The Neural Network Compression Framework (NNCF) is designed to work with the configuration file where the parameters of compression that should be applied to the model are specified. These parameters are organized as a dictionary and stored in a JSON file that is deserialized when the training starts. The JSON file allows using comments that are supported by the jstyleson Python package.
Below is an example of the NNCF configuration file
{
"input_info": [ // Required - describe the specifics of your model inputs here. This information is used to build the internal graph representation that is leveraged for proper compression functioning, and for exporting the compressed model to ONNX. Inputs in the array without a "keyword" attribute are described in the order of the model's "forward" function argument order.
{
"sample_size": [1, 3, 224, 224], // Shape of the tensor expected as input to the model.
"type": "float", // Data type of the model input tensor.
"filler": "zeros", // Determines what the tensor will be filled with when passed to the model during tracing and exporting.
"keyword": "input" // Keyword to be used when passing the tensor to the model's 'forward' method. Optional.
},
// Provide a description for each model input.
{
"sample_size": [1, 1, 28, 28],
"type": "long",
"filler": "ones",
"keyword": "another_input"
},
},
],
},
"hw_config_type": "cpu", // If specified, the compression algorithms will use parameter presets that are more likely to result in best performance on a given HW type. Optional.
"compression": [ // One or more definitions for the compression algorithms to be applied to the model; either a single JSON object or an array of JSON objects. See README for each compression algorithm for a description of the available config parameters.
{
"algorithm": quantization,
"initializer": {
"range": {
"num_init_steps": 10
}
}
},
{
"algorithm": "magnitude_sparsity",
"params": {
"schedule": "multistep",
"steps": [
5,
10,
20,
30,
40
],
"sparsity_levels": [
0.1,
0.2,
0.3,
0.4,
0.5,
0.6
]
}
}
]
}
}
The "compression" section is the core of the configuration file.
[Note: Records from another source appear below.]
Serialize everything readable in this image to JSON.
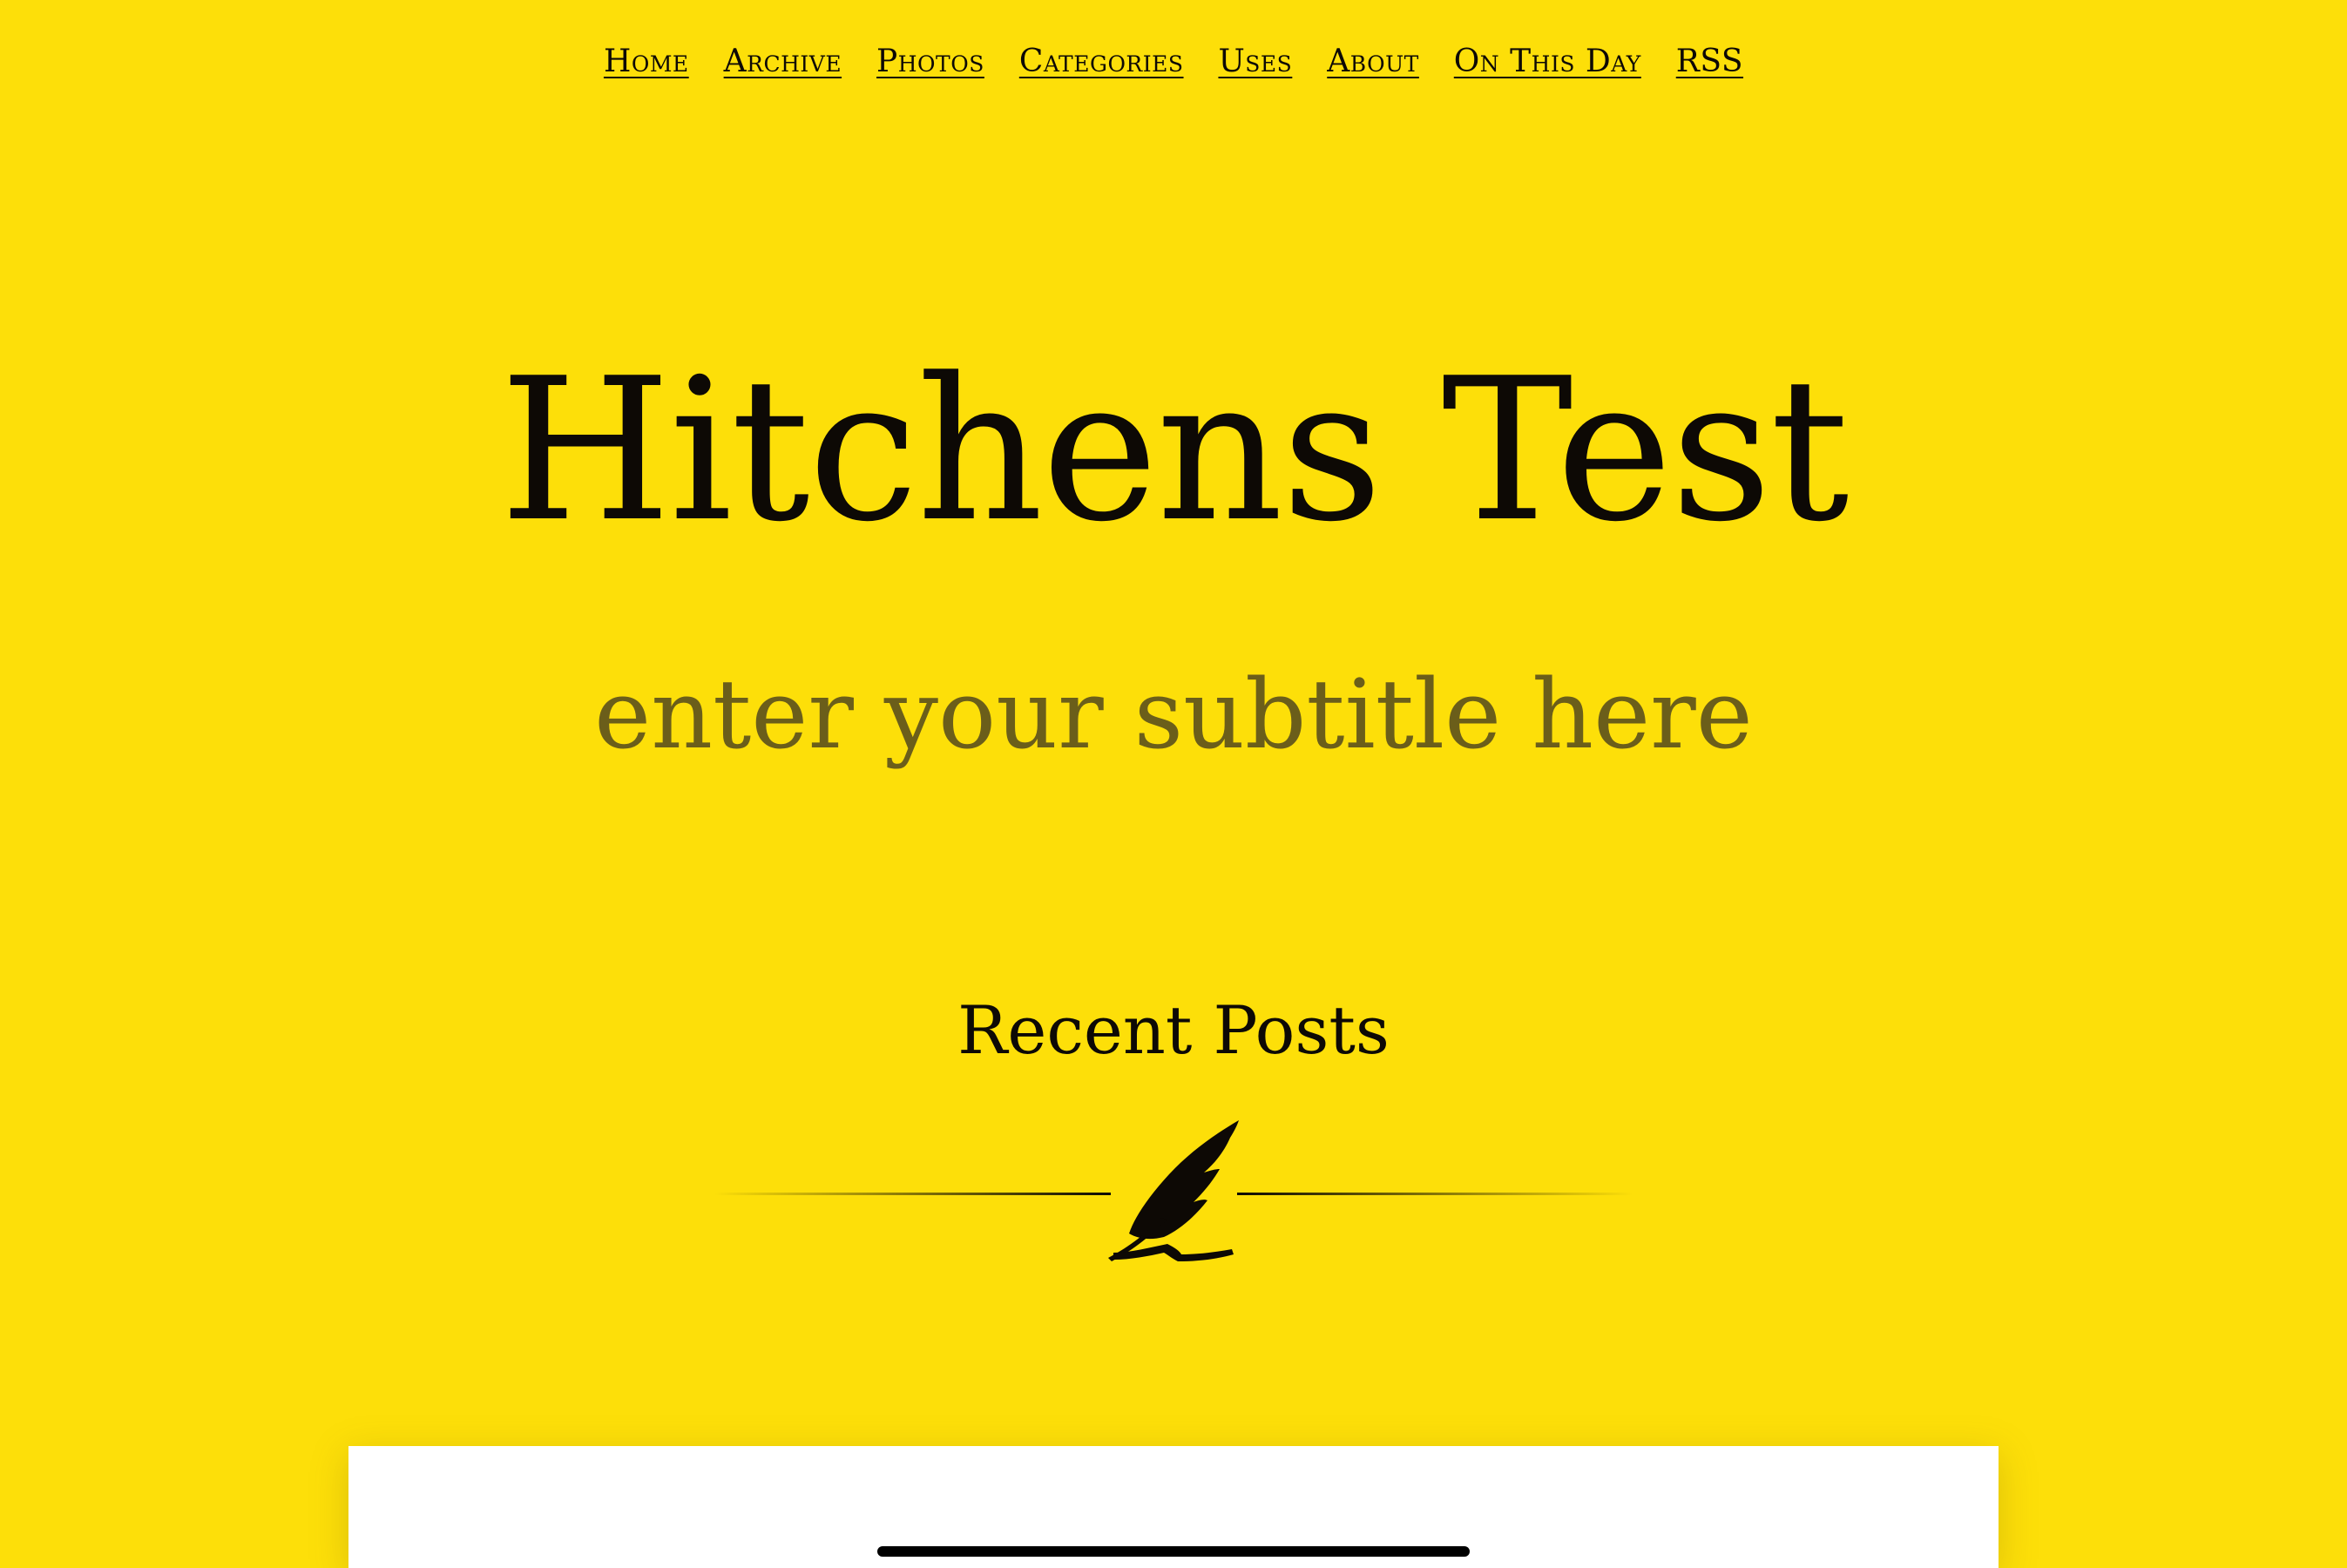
{
  "nav": {
    "items": [
      {
        "label": "Home"
      },
      {
        "label": "Archive"
      },
      {
        "label": "Photos"
      },
      {
        "label": "Categories"
      },
      {
        "label": "Uses"
      },
      {
        "label": "About"
      },
      {
        "label": "On This Day"
      },
      {
        "label": "RSS"
      }
    ]
  },
  "header": {
    "title": "Hitchens Test",
    "subtitle": "enter your subtitle here"
  },
  "main": {
    "section_heading": "Recent Posts",
    "divider_icon": "quill-pen-icon"
  },
  "colors": {
    "background": "#fddf09",
    "text": "#0d0905",
    "subtitle": "#6b5e1a",
    "card": "#ffffff"
  }
}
It defines the specific compression algorithms that are to be applied to the model. You can specify either a single compression algorithm to be applied to the model, or multiple compression algorithms to be applied at once. To specify a single compression algorithm, the "compression" section should hold a dictionary corresponding to one of the built-in NNCF compression algorithms. The dictionary should contain the name of the desired algorithm and the key-value pairs of the configurable parameters of the algorithm. See Algorithms.md for a list of supported algorithms and their configuration formats. To specify multiple compression algorithm at once, the "compression" section should hold an array (list) of dictionaries each corresponding to a single compression algorithm.
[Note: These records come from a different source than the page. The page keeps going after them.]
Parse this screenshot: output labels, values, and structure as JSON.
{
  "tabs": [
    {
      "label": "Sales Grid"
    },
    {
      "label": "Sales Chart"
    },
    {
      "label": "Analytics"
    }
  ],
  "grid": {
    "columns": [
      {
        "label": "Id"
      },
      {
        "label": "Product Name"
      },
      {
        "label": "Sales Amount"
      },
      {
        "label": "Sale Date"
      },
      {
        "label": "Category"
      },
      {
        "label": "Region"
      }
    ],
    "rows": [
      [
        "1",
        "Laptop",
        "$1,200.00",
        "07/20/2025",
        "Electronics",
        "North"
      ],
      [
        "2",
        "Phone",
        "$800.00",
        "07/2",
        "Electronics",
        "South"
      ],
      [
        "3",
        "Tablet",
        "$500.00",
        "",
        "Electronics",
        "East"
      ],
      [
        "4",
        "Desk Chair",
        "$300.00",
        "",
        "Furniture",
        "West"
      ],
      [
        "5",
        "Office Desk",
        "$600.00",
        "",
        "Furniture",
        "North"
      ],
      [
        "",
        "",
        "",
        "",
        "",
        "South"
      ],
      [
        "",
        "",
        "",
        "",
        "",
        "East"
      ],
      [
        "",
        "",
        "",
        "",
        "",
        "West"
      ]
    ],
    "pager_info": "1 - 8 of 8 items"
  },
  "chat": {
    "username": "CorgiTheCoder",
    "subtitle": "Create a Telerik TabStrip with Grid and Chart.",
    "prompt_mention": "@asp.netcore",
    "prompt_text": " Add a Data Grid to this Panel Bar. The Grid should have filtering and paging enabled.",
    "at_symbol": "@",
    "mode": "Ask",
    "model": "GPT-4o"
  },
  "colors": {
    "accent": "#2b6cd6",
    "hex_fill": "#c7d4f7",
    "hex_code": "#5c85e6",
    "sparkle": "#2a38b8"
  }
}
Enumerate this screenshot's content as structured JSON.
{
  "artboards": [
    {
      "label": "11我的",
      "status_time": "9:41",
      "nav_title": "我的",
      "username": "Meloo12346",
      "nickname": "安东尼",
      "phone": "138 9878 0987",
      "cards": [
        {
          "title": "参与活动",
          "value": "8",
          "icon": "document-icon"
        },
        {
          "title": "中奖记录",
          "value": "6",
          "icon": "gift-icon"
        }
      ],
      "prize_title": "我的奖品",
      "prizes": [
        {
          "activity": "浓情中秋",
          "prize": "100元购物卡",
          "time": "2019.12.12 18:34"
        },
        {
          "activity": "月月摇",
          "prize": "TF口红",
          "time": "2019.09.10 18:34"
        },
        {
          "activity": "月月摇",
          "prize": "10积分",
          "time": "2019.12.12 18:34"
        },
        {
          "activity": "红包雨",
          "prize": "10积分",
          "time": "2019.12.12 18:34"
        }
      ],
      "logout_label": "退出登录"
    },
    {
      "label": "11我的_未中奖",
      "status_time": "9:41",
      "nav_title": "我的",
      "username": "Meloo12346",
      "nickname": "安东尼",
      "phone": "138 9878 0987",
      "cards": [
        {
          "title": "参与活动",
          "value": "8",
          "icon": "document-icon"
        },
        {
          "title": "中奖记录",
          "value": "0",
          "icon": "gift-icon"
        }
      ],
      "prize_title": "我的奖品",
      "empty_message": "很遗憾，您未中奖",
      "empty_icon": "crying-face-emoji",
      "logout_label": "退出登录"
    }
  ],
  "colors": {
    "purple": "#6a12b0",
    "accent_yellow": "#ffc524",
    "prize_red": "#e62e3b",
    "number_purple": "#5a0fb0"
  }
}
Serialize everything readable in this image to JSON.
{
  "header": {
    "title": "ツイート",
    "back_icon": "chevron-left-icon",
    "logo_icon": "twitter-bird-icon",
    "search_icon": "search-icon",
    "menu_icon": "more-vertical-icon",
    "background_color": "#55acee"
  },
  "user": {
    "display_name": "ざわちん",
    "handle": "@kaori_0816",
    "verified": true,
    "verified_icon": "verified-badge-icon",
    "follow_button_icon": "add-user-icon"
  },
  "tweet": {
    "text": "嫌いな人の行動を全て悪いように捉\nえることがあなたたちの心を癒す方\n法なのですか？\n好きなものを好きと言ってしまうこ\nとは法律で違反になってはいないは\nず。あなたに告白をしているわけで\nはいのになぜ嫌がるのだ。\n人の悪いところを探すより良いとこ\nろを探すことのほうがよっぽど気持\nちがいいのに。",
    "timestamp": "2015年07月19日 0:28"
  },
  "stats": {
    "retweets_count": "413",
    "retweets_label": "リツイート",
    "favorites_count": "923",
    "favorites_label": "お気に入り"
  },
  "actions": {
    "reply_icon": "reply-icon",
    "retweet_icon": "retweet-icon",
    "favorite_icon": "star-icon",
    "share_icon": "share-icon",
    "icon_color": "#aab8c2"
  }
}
IMPORTANT: The "ignored_scopes"
and "target_scopes"
sections use a special string format (see "Operation addressing and scope" in NNCFArchitecture.md) to specify the parts of the model that the compression should be applied to. For all such section, regular expression matching can be enabled by prefixing the string with {re}
, which helps to specify the same compression pattern concisely for networks with multiple same-structured blocks such as ResNet or BERT.
The example scripts use the same configuration file structure to specify compression, but extend it at the root level to specify the training pipeline hyperparameters as well. These extensions are training pipeline-specific rather than NNCF-specific and their format differs across the example scripts.
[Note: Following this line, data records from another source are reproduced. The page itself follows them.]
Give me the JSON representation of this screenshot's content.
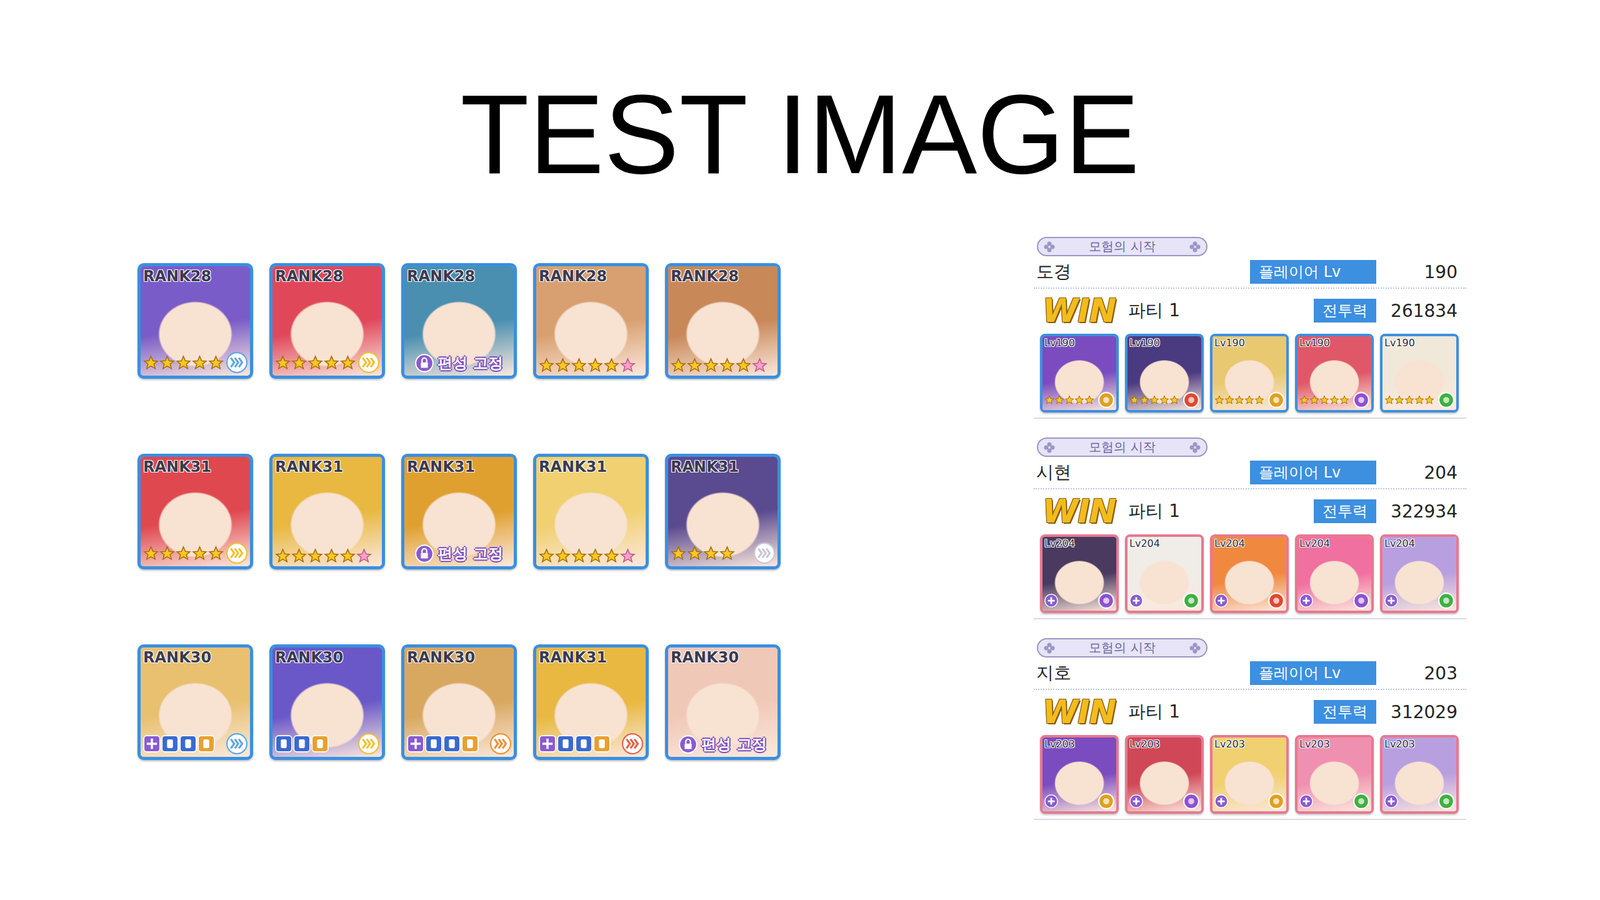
{
  "title": "TEST IMAGE",
  "roster_rows": [
    {
      "units": [
        {
          "kind": "stars",
          "rank": "RANK28",
          "color": "#7a5cc8",
          "stars": 5,
          "arrows": true,
          "arrow_color": "#5aa8e8"
        },
        {
          "kind": "stars",
          "rank": "RANK28",
          "color": "#e0485a",
          "stars": 5,
          "arrows": true,
          "arrow_color": "#f0c030"
        },
        {
          "kind": "locked",
          "rank": "RANK28",
          "color": "#4a8fb0",
          "label": "편성 고정"
        },
        {
          "kind": "stars",
          "rank": "RANK28",
          "color": "#d8a070",
          "stars": 6,
          "arrows": false,
          "arrow_color": "#f0c030"
        },
        {
          "kind": "stars",
          "rank": "RANK28",
          "color": "#c88858",
          "stars": 6,
          "arrows": false,
          "arrow_color": "#f0c030"
        }
      ]
    },
    {
      "units": [
        {
          "kind": "stars",
          "rank": "RANK31",
          "color": "#e04850",
          "stars": 5,
          "arrows": true,
          "arrow_color": "#f0c030"
        },
        {
          "kind": "stars",
          "rank": "RANK31",
          "color": "#e8b840",
          "stars": 6,
          "arrows": false,
          "arrow_color": "#f0c030"
        },
        {
          "kind": "locked",
          "rank": "RANK31",
          "color": "#e0a030",
          "label": "편성 고정"
        },
        {
          "kind": "stars",
          "rank": "RANK31",
          "color": "#f0d070",
          "stars": 6,
          "arrows": false,
          "arrow_color": "#f0c030"
        },
        {
          "kind": "stars",
          "rank": "RANK31",
          "color": "#5a4a90",
          "stars": 4,
          "arrows": true,
          "arrow_color": "#c8c8d8"
        }
      ]
    },
    {
      "units": [
        {
          "kind": "equip",
          "rank": "RANK30",
          "color": "#e8c070",
          "unique_equip": true,
          "equip_slots": 3,
          "arrows": true,
          "arrow_color": "#5aa8e8"
        },
        {
          "kind": "equip",
          "rank": "RANK30",
          "color": "#6a58c8",
          "unique_equip": false,
          "equip_slots": 3,
          "arrows": true,
          "arrow_color": "#f0c030"
        },
        {
          "kind": "equip",
          "rank": "RANK30",
          "color": "#d8a860",
          "unique_equip": true,
          "equip_slots": 3,
          "arrows": true,
          "arrow_color": "#f09030"
        },
        {
          "kind": "equip",
          "rank": "RANK31",
          "color": "#e8b840",
          "unique_equip": true,
          "equip_slots": 3,
          "arrows": true,
          "arrow_color": "#e86040"
        },
        {
          "kind": "locked",
          "rank": "RANK30",
          "color": "#f0c8b8",
          "label": "편성 고정"
        }
      ]
    }
  ],
  "records": [
    {
      "mode": "모험의 시작",
      "name": "도경",
      "level_label": "플레이어 Lv",
      "level": "190",
      "result": "WIN",
      "party": "파티 1",
      "power_label": "전투력",
      "power": "261834",
      "frame_color": "#3d8fe0",
      "units": [
        {
          "level": "Lv190",
          "stars": 5,
          "unique_equip": false,
          "color": "#7a4cc0",
          "element_color": "#e0a020"
        },
        {
          "level": "Lv190",
          "stars": 5,
          "unique_equip": false,
          "color": "#4a3a80",
          "element_color": "#e04830"
        },
        {
          "level": "Lv190",
          "stars": 5,
          "unique_equip": false,
          "color": "#e8c870",
          "element_color": "#e0a020"
        },
        {
          "level": "Lv190",
          "stars": 5,
          "unique_equip": false,
          "color": "#e05868",
          "element_color": "#9050d0"
        },
        {
          "level": "Lv190",
          "stars": 5,
          "unique_equip": false,
          "color": "#f0e8d8",
          "element_color": "#40b040"
        }
      ]
    },
    {
      "mode": "모험의 시작",
      "name": "시현",
      "level_label": "플레이어 Lv",
      "level": "204",
      "result": "WIN",
      "party": "파티 1",
      "power_label": "전투력",
      "power": "322934",
      "frame_color": "#e87890",
      "units": [
        {
          "level": "Lv204",
          "stars": 0,
          "unique_equip": true,
          "color": "#4a3a60",
          "element_color": "#9050d0"
        },
        {
          "level": "Lv204",
          "stars": 0,
          "unique_equip": true,
          "color": "#f0ece8",
          "element_color": "#40b040"
        },
        {
          "level": "Lv204",
          "stars": 0,
          "unique_equip": true,
          "color": "#f08840",
          "element_color": "#e04830"
        },
        {
          "level": "Lv204",
          "stars": 0,
          "unique_equip": true,
          "color": "#f070a0",
          "element_color": "#9050d0"
        },
        {
          "level": "Lv204",
          "stars": 0,
          "unique_equip": true,
          "color": "#b8a0e0",
          "element_color": "#40b040"
        }
      ]
    },
    {
      "mode": "모험의 시작",
      "name": "지호",
      "level_label": "플레이어 Lv",
      "level": "203",
      "result": "WIN",
      "party": "파티 1",
      "power_label": "전투력",
      "power": "312029",
      "frame_color": "#e87890",
      "units": [
        {
          "level": "Lv203",
          "stars": 0,
          "unique_equip": true,
          "color": "#7a4cc0",
          "element_color": "#e0a020"
        },
        {
          "level": "Lv203",
          "stars": 0,
          "unique_equip": true,
          "color": "#d04858",
          "element_color": "#9050d0"
        },
        {
          "level": "Lv203",
          "stars": 0,
          "unique_equip": true,
          "color": "#f0d070",
          "element_color": "#e0a020"
        },
        {
          "level": "Lv203",
          "stars": 0,
          "unique_equip": true,
          "color": "#f090b0",
          "element_color": "#40b040"
        },
        {
          "level": "Lv203",
          "stars": 0,
          "unique_equip": true,
          "color": "#b8a0e0",
          "element_color": "#40b040"
        }
      ]
    }
  ]
}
NOTE: You can extend the configuration file format for custom usage in your own training pipeline, but only at the root level of the JSON file and only for the keywords that are not already used by NNCF. If you wish to extend NNCF with a new compression algorithm (which is to be specified in the "compression" section), you should register it within the NNCF config JSON schema, against which the config files are validated.